While starting a new school year can be an exciting opportunity for a fresh start, it can feel daunting for many. Schools and teachers are busy preparing school buildings for children’s return to in-person education. Parents and caregivers may be coordinating schedules and obtaining any needed school materials for the year. And students may be anticipating reconnecting with friends.
Parents of children with selective mutism (SM) are dealing with the additional stressors of how to prepare their child for a new classroom, new teacher, and potentially new peers or school building altogether. For children who experience anxiety around new people or novel situations, such changes at the start of a new school year can result in a temporary regression or a leap forward in skills depending on a number of factors. Below are our most frequently recommended strategies to help families with selective mutism set the stage for their child’s success in transitioning to a new school year.
***Please keep in mind that every child with selective mutism is unique and may call for more or less support than what is listed below. It is encouraged that you consult with a licensed clinician who specializes in selective mutism to find the best plan for your child’s needs.
- Selective Mutism Training for School Staff. Families who work with us know that a selective mutism training for the key adults in your child’s life is paramount to ensure your child is getting practice speaking in uncomfortable situations. Given the crucial role that teachers and educators play in your child’s life, we always recommend these individuals receive a training in our highly specialized skill set (i.e., Parent Child Interaction Therapy for Selective Mutism or PCIT-SM for short).

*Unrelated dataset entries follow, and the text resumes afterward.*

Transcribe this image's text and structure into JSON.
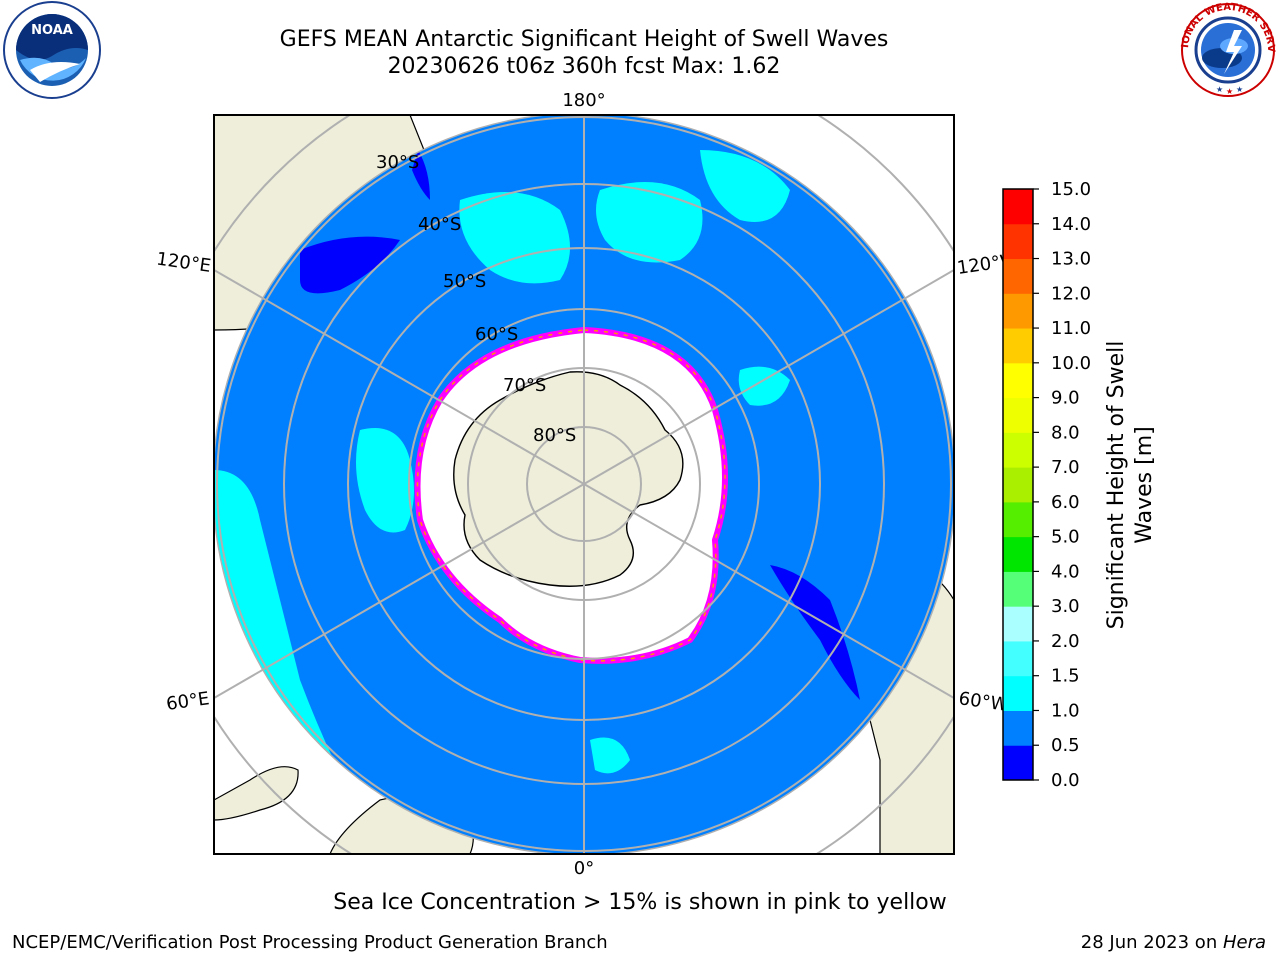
{
  "title": {
    "line1": "GEFS MEAN Antarctic Significant Height of Swell Waves",
    "line2": "20230626 t06z 360h fcst   Max: 1.62"
  },
  "logos": {
    "left": {
      "name": "noaa-logo",
      "text": "NOAA",
      "ring": "NATIONAL OCEANIC AND ATMOSPHERIC ADMINISTRATION · U.S. DEPARTMENT OF COMMERCE"
    },
    "right": {
      "name": "nws-logo",
      "ring": "NATIONAL WEATHER SERVICE"
    }
  },
  "map": {
    "projection": "south-polar-stereographic",
    "longitude_labels": {
      "top": "180°",
      "bottom": "0°",
      "upper_left": "120°E",
      "upper_right": "120°W",
      "lower_left": "60°E",
      "lower_right": "60°W"
    },
    "latitude_labels": [
      "30°S",
      "40°S",
      "50°S",
      "60°S",
      "70°S",
      "80°S"
    ],
    "colors": {
      "land": "#eeeedb",
      "ocean_0_5_1_0": "#0080ff",
      "ocean_1_0_1_5": "#00ffff",
      "ocean_0_0_0_5": "#0000ff",
      "ice_edge": "#ff00ff",
      "grid": "#b0b0b0"
    }
  },
  "colorbar": {
    "label": "Significant Height of Swell Waves [m]",
    "label_line1": "Significant Height of Swell",
    "label_line2": "Waves [m]",
    "ticks": [
      "0.0",
      "0.5",
      "1.0",
      "1.5",
      "2.0",
      "3.0",
      "4.0",
      "5.0",
      "6.0",
      "7.0",
      "8.0",
      "9.0",
      "10.0",
      "11.0",
      "12.0",
      "13.0",
      "14.0",
      "15.0"
    ],
    "colors": [
      "#0000ff",
      "#0080ff",
      "#00ffff",
      "#44ffff",
      "#aaffff",
      "#55ff77",
      "#00e600",
      "#55ee00",
      "#aaee00",
      "#ccff00",
      "#eeff00",
      "#ffff00",
      "#ffcc00",
      "#ff9900",
      "#ff6600",
      "#ff3300",
      "#ff0000"
    ]
  },
  "footer": {
    "ice_note": "Sea Ice Concentration > 15% is shown in pink to yellow",
    "left": "NCEP/EMC/Verification Post Processing Product Generation Branch",
    "date": "28 Jun 2023 on ",
    "machine": "Hera"
  }
}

A selective mutism training provides psychoeducation about selective mutism and how it can be inadvertently reinforced by very well-intentioned adults in the child’s life. It also reviews the PCIT-SM skillset, including how to warm a child up when they are not yet ready to speak as well as how to effectively prompt a child to speak. This training is typically recommended for classroom teachers, school psychologists/school counselors, other service providers (e.g., occupational therapists, speech and language pathologists), and school administrators; however, any other staff members who are interested in attending are always welcome.
To best set the stage for your child’s success, we recommend this training be completed prior to the start of a new school year when possible. We can facilitate this training with your child’s school in person or online. School districts vary in terms of their ability to participate in a training with licensed clinicians. Our free, online course on SM is a great alternative, providing school staff an opportunity to be trained in PCIT-SM on their own time. You can access Selective Mutism Learning University at https://selectivemutismuniversity.thinkific.com/.
- Teacher Fade-ins. The goal for any child with selective mutism is to be able to speak with the adults and peers in their classroom. The best way to set the stage for success in this area is to ensure that your child is able to respond to their classroom teacher when one-on-one. As such, we recommend parents facilitate a fade-in with your child’s classroom teacher(s) before the first day of school. When possible, conduct this fade-in in your child’s future classroom to get them familiar with their new classroom setting. If going into school before the start of the academic year is not an option, meeting outside the school building at a nearby park or playground or even virtually are good alternatives. Remember to have some of your kiddo’s favorite activities available as you use your PCIT-SM skills to help them engage with their teacher. This fade-in will only be successful if teachers have already been exposed to PCIT-SM. So it is recommended that teachers have either attended an SM training with a clinician or completed SM Learning University before this fade-in.
- Morning Warm-ups. All children with anxiety benefit from having time to warm-up to new people and situations. This is especially true for children with selective mutism. When needed, we recommend that students with SM receive one-on-one time in the classroom with an adult trained in PCIT-SM to start each school day. This will involve some nonverbal play, which will then transition into verbal play when the child is ready. Some students will be able to do this warm-up with peers nearby, while others may require coming into school early to warm-up in an empty classroom before peers arrive. If possible, it is preferred that classroom teachers or school staff facilitate this warm-up; however, parents can facilitate this too. For kiddos who are ready for an extra challenge, this warm-up can include peers to set the stage for their success in peer interactions for the day.
- School Consultation. While a training in selective mutism will help provide school staff with the foundational knowledge of how to support anxious students in the classroom, it by no means is comprehensive. Questions may come up as teachers begin to implement PCIT-SM in their classroom. That’s where school consultation comes in. Weekly, biweekly, or monthly consultation calls with a licensed clinician is a great way to get individualized guidance on how to utilize your PCIT-SM skills to best support students’ SM needs in the classroom.
- Requesting Individualized Education Program or 504 Plan (when needed). As noted previously, schools vary in terms of their ability to dedicate time and resources to students’ special needs. If you are finding that your attempts to engage your school program in the above-described interventions are unsuccessful, it might be time to formally request your child be evaluated for an Individualized Education Program (IEP) or a 504 plan. Should your child qualify, an IEP or 504 plan will lay out a customized education program with supports and services your child needs to be successful in the classroom. Such an IEP can mandate your child receive any and all of the above-described recommendations by law.